Assumptions and limitations

  • To get an accurate estimated start time, you must specify a run limit at the job level using the bsub -W option, in the queue by configuring RUNLIMIT in lsb.queues, or in the application by configuring RUNLIMIT in lsb.applications, or you must specify a run time estimate by defining the RUNTIME parameter in lsb.applications. If a run limit or a run time estimate is not defined, the scheduler will try to use CPU limit instead.

  • Estimated start time is only relatively accurate according to current running job information. If running jobs finish earlier, estimated start time may be moved to earlier time. Only the highest priority job will get accurate predicted start time. The estimated start time for other jobs could be changed after the first job starts.

  • Under time-based slot reservation, only information from currently running jobs is used for making reservation decisions.

  • Estimated start time calculation does not consider Deadline scheduling.

  • Estimated start time calculation does not consider Advance Reservation.

  • Estimated start time calculation does not consider DISPATCH_WINDOW in lsb.hosts and lsb.queue configuration.

  • If preemptive scheduling is used, the estimated start time may not be accurate. The scheduler may calculate and estimated time, but actually it may preempt other jobs to start earlier.

  • For resizable jobs, time-based slot reservation does not schedule pending resize allocation requests. However, for resized running jobs, the allocation change is used when calculating pending job predicted start time and resource reservation. For example, if a running job uses 4 slots at the beginning, but added another 4 slots, after adding the new resources, LSF expects 8 slots to be available after the running job completes.

Slot limit enforcement

The following slot limits are enforced:

  • Slot limits configured in lsb.resources (SLOTS, PER_SLOT)

  • MXJ, JL/U in lsb.hosts

  • PJOB_LIMIT, HJOB_LIMIT, QJOB_LIMIT, UJOB_LIMIT in lsb.queues

Memory request

To request memory resources, configure RESOURCE_RESERVE in lsb.queues.

When RESOURCE_RESERVE is used, LSF will consider memory and slot requests during time-based reservation calculation. LSF will not reserve slot or memory if any other resources are not satisfied.

If SLOT_RESERVE is configured, time-based reservation will not make a slot reservation if any other type of resource is not satisfied, including memory requests.

When SLOT_RESERVE is used, if job cannot run because of non-slot resources, including memory, time-based reservation will not reserve slots.

Host partition and queue-level scheduling

If host partitions are configured, LSF first schedules jobs on the host partitions and then goes through each queue to schedule jobs. The same job may be scheduled several times, one for each host partition and last one at queue-level. Available candidate hosts may be different for each time.
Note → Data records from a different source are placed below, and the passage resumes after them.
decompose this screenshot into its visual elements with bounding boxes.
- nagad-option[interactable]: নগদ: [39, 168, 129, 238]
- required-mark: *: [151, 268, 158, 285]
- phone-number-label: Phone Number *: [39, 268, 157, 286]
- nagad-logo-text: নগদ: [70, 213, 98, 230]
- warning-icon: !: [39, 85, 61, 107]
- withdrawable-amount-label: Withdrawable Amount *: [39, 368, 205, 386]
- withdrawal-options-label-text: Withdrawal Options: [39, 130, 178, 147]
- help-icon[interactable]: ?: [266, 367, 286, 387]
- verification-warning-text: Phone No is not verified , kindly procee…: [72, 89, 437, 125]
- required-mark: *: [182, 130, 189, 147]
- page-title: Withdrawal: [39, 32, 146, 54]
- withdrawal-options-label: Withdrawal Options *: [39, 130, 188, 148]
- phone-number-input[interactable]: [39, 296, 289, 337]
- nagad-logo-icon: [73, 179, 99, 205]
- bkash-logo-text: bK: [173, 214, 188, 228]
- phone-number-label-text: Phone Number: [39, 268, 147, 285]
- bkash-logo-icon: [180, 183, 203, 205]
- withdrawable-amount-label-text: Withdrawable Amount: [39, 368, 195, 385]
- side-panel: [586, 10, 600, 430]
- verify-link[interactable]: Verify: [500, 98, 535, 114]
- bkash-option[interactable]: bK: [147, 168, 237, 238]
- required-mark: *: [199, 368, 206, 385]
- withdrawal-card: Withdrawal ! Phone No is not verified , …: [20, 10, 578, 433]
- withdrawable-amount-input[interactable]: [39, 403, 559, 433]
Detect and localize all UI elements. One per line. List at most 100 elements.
Because of this difference, the same job may get different estimated start times, future allocation, and reservation in different host partitions and queue-level scheduling. With time-based reservation configured, LSF always keeps the same reservation and future allocation with the earliest estimated start time.

bjobs displays future allocation information

  • By default, job future allocation contains LSF host list and number of CPUs per host, for example: alloc=2*hostA 3*hostB

  • LSF integrations define their own future allocation string to override the default LSF allocation. For example, in cpuset, future allocation is displayed as:

    alloc=2*mstatx01 2*mstatx00

Predicted start time may be postponed for some jobs

If a pending job cannot be placed in a future resource allocation, the scheduler can skip it in the start time reservation calculation and fall back to use greedy slot reservation. There are two possible reasons:

  • The job slot request cannot be satisfied in the future allocation

  • Other non-slot resources cannot be satisfied.
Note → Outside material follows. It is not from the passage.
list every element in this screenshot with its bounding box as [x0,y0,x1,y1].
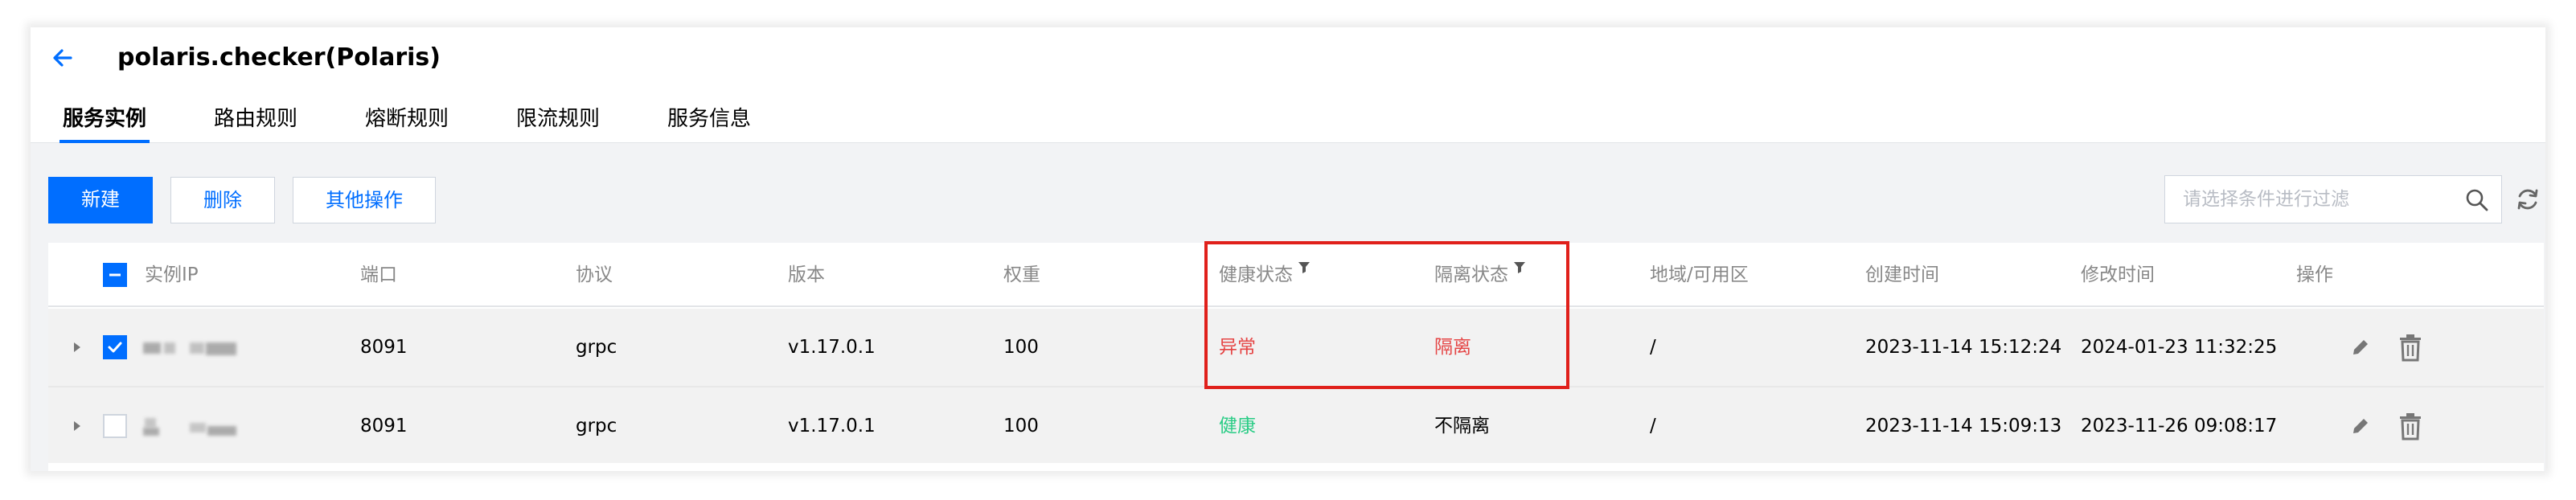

Either way, the scheduler continues calculating predicted start time for the remaining jobs without considering the skipped job.
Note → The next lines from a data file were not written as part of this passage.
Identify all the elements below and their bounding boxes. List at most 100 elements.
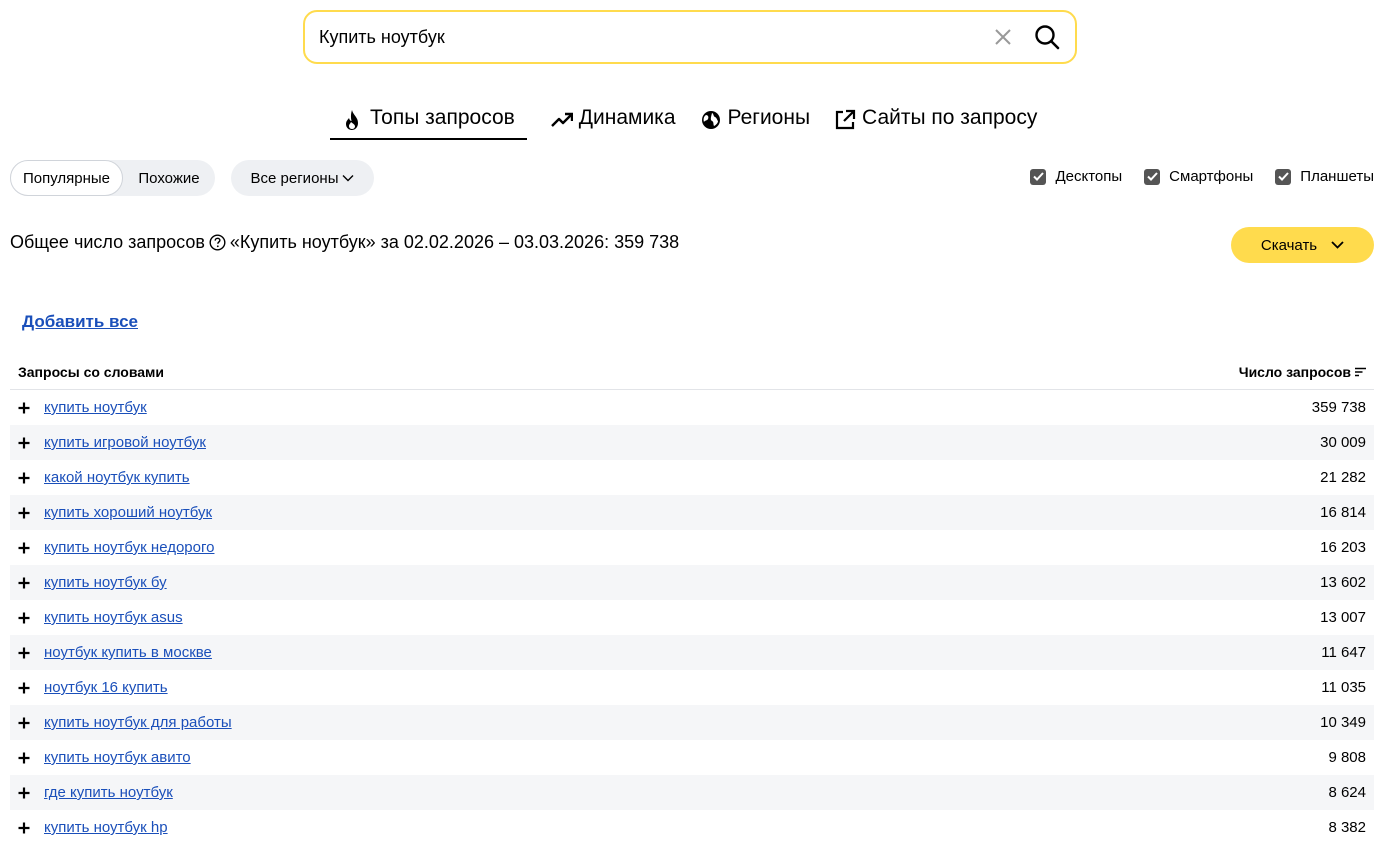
tab-label: Регионы bbox=[727, 106, 811, 129]
add-phrase-icon[interactable] bbox=[18, 612, 36, 624]
device-tablet[interactable]: Планшеты bbox=[1275, 168, 1374, 185]
mode-switch: Популярные Похожие bbox=[10, 160, 215, 196]
check-icon bbox=[1146, 172, 1158, 181]
phrase-count: 16 814 bbox=[1320, 504, 1366, 521]
checkbox[interactable] bbox=[1030, 168, 1047, 185]
add-phrase-icon[interactable] bbox=[18, 787, 36, 799]
add-all-link[interactable]: Добавить все bbox=[22, 312, 138, 332]
total-summary: Общее число запросов «Купить ноутбук» за… bbox=[10, 232, 679, 253]
phrase-count: 16 203 bbox=[1320, 539, 1366, 556]
phrase-count: 8 382 bbox=[1328, 819, 1366, 836]
seg-popular[interactable]: Популярные bbox=[10, 160, 123, 196]
add-phrase-icon[interactable] bbox=[18, 542, 36, 554]
tab-dynamics[interactable]: Динамика bbox=[550, 106, 676, 138]
table-row: ноутбук 16 купить 11 035 bbox=[10, 670, 1374, 705]
table-header: Запросы со словами Число запросов bbox=[10, 355, 1374, 390]
add-phrase-icon[interactable] bbox=[18, 822, 36, 834]
tabs: Топы запросов Динамика Регионы Сайты по … bbox=[330, 106, 1061, 140]
regions-dropdown[interactable]: Все регионы bbox=[231, 160, 374, 196]
add-phrase-icon[interactable] bbox=[18, 752, 36, 764]
table-row: купить ноутбук asus 13 007 bbox=[10, 600, 1374, 635]
regions-label: Все регионы bbox=[250, 169, 339, 187]
table-row: купить ноутбук hp 8 382 bbox=[10, 810, 1374, 845]
phrase-link[interactable]: купить ноутбук asus bbox=[44, 609, 183, 626]
phrase-count: 13 007 bbox=[1320, 609, 1366, 626]
phrase-count: 9 808 bbox=[1328, 749, 1366, 766]
col-phrase-header: Запросы со словами bbox=[18, 364, 165, 380]
external-link-icon bbox=[834, 109, 856, 131]
table-row: какой ноутбук купить 21 282 bbox=[10, 460, 1374, 495]
tab-label: Топы запросов bbox=[370, 106, 515, 129]
phrase-count: 8 624 bbox=[1328, 784, 1366, 801]
phrase-link[interactable]: купить ноутбук для работы bbox=[44, 714, 232, 731]
tab-regions[interactable]: Регионы bbox=[700, 106, 811, 138]
seg-similar[interactable]: Похожие bbox=[123, 160, 215, 196]
col-count-label: Число запросов bbox=[1238, 364, 1351, 380]
phrase-count: 21 282 bbox=[1320, 469, 1366, 486]
queries-table: Запросы со словами Число запросов купить… bbox=[10, 355, 1374, 845]
table-row: купить игровой ноутбук 30 009 bbox=[10, 425, 1374, 460]
add-phrase-icon[interactable] bbox=[18, 647, 36, 659]
tab-label: Сайты по запросу bbox=[862, 106, 1038, 129]
check-icon bbox=[1033, 172, 1044, 181]
phrase-link[interactable]: купить ноутбук hp bbox=[44, 819, 168, 836]
tab-label: Динамика bbox=[578, 106, 676, 129]
table-row: купить ноутбук недорого 16 203 bbox=[10, 530, 1374, 565]
device-label: Смартфоны bbox=[1169, 168, 1254, 185]
tab-top-queries[interactable]: Топы запросов bbox=[330, 106, 527, 140]
phrase-link[interactable]: купить ноутбук bbox=[44, 399, 147, 416]
table-row: купить ноутбук авито 9 808 bbox=[10, 740, 1374, 775]
device-desktop[interactable]: Десктопы bbox=[1030, 168, 1122, 185]
phrase-count: 13 602 bbox=[1320, 574, 1366, 591]
table-row: купить хороший ноутбук 16 814 bbox=[10, 495, 1374, 530]
phrase-count: 359 738 bbox=[1311, 399, 1366, 416]
phrase-count: 10 349 bbox=[1320, 714, 1366, 731]
phrase-link[interactable]: купить ноутбук недорого bbox=[44, 539, 214, 556]
total-text: «Купить ноутбук» за 02.02.2026 – 03.03.2… bbox=[229, 232, 680, 252]
tab-sites[interactable]: Сайты по запросу bbox=[834, 106, 1037, 138]
phrase-link[interactable]: какой ноутбук купить bbox=[44, 469, 190, 486]
fire-icon bbox=[342, 109, 364, 131]
add-phrase-icon[interactable] bbox=[18, 402, 36, 414]
search-box bbox=[303, 10, 1077, 64]
close-icon bbox=[995, 29, 1011, 45]
add-phrase-icon[interactable] bbox=[18, 472, 36, 484]
device-filters: Десктопы Смартфоны Планшеты bbox=[1008, 168, 1374, 185]
table-row: ноутбук купить в москве 11 647 bbox=[10, 635, 1374, 670]
chevron-down-icon bbox=[342, 175, 354, 182]
trend-icon bbox=[550, 109, 573, 131]
table-row: купить ноутбук бу 13 602 bbox=[10, 565, 1374, 600]
add-phrase-icon[interactable] bbox=[18, 717, 36, 729]
phrase-link[interactable]: где купить ноутбук bbox=[44, 784, 173, 801]
download-label: Скачать bbox=[1260, 236, 1318, 254]
add-phrase-icon[interactable] bbox=[18, 682, 36, 694]
col-count-header[interactable]: Число запросов bbox=[1239, 364, 1366, 380]
phrase-count: 30 009 bbox=[1320, 434, 1366, 451]
add-phrase-icon[interactable] bbox=[18, 577, 36, 589]
add-phrase-icon[interactable] bbox=[18, 437, 36, 449]
checkbox[interactable] bbox=[1144, 168, 1161, 185]
search-button[interactable] bbox=[1023, 17, 1071, 57]
device-smartphone[interactable]: Смартфоны bbox=[1144, 168, 1253, 185]
device-label: Десктопы bbox=[1055, 168, 1123, 185]
table-row: где купить ноутбук 8 624 bbox=[10, 775, 1374, 810]
add-phrase-icon[interactable] bbox=[18, 507, 36, 519]
table-row: купить ноутбук для работы 10 349 bbox=[10, 705, 1374, 740]
phrase-link[interactable]: купить хороший ноутбук bbox=[44, 504, 212, 521]
phrase-link[interactable]: купить ноутбук бу bbox=[44, 574, 167, 591]
phrase-link[interactable]: купить ноутбук авито bbox=[44, 749, 191, 766]
sort-icon bbox=[1355, 367, 1366, 377]
help-icon[interactable] bbox=[209, 234, 226, 251]
phrase-link[interactable]: ноутбук купить в москве bbox=[44, 644, 212, 661]
phrase-link[interactable]: ноутбук 16 купить bbox=[44, 679, 168, 696]
chevron-down-icon bbox=[1331, 241, 1344, 249]
checkbox[interactable] bbox=[1275, 168, 1292, 185]
search-icon bbox=[1035, 25, 1060, 50]
clear-button[interactable] bbox=[983, 17, 1023, 57]
download-button[interactable]: Скачать bbox=[1231, 227, 1374, 263]
check-icon bbox=[1278, 172, 1289, 181]
phrase-count: 11 647 bbox=[1321, 644, 1366, 661]
phrase-link[interactable]: купить игровой ноутбук bbox=[44, 434, 206, 451]
table-row: купить ноутбук 359 738 bbox=[10, 390, 1374, 425]
search-input[interactable] bbox=[305, 26, 983, 48]
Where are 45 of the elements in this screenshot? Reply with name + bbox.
Later, once the resource request of skipped job can be satisfied and placed in a future allocation, the scheduler reevaluates the predicted start time for the rest of jobs, which may potentially postpone their start times.

To minimize the overhead in recalculating the predicted start times to include previously skipped jobs, you should configure a small value for LSB_TIME_RESERVE_NUMJOBS in lsf.conf.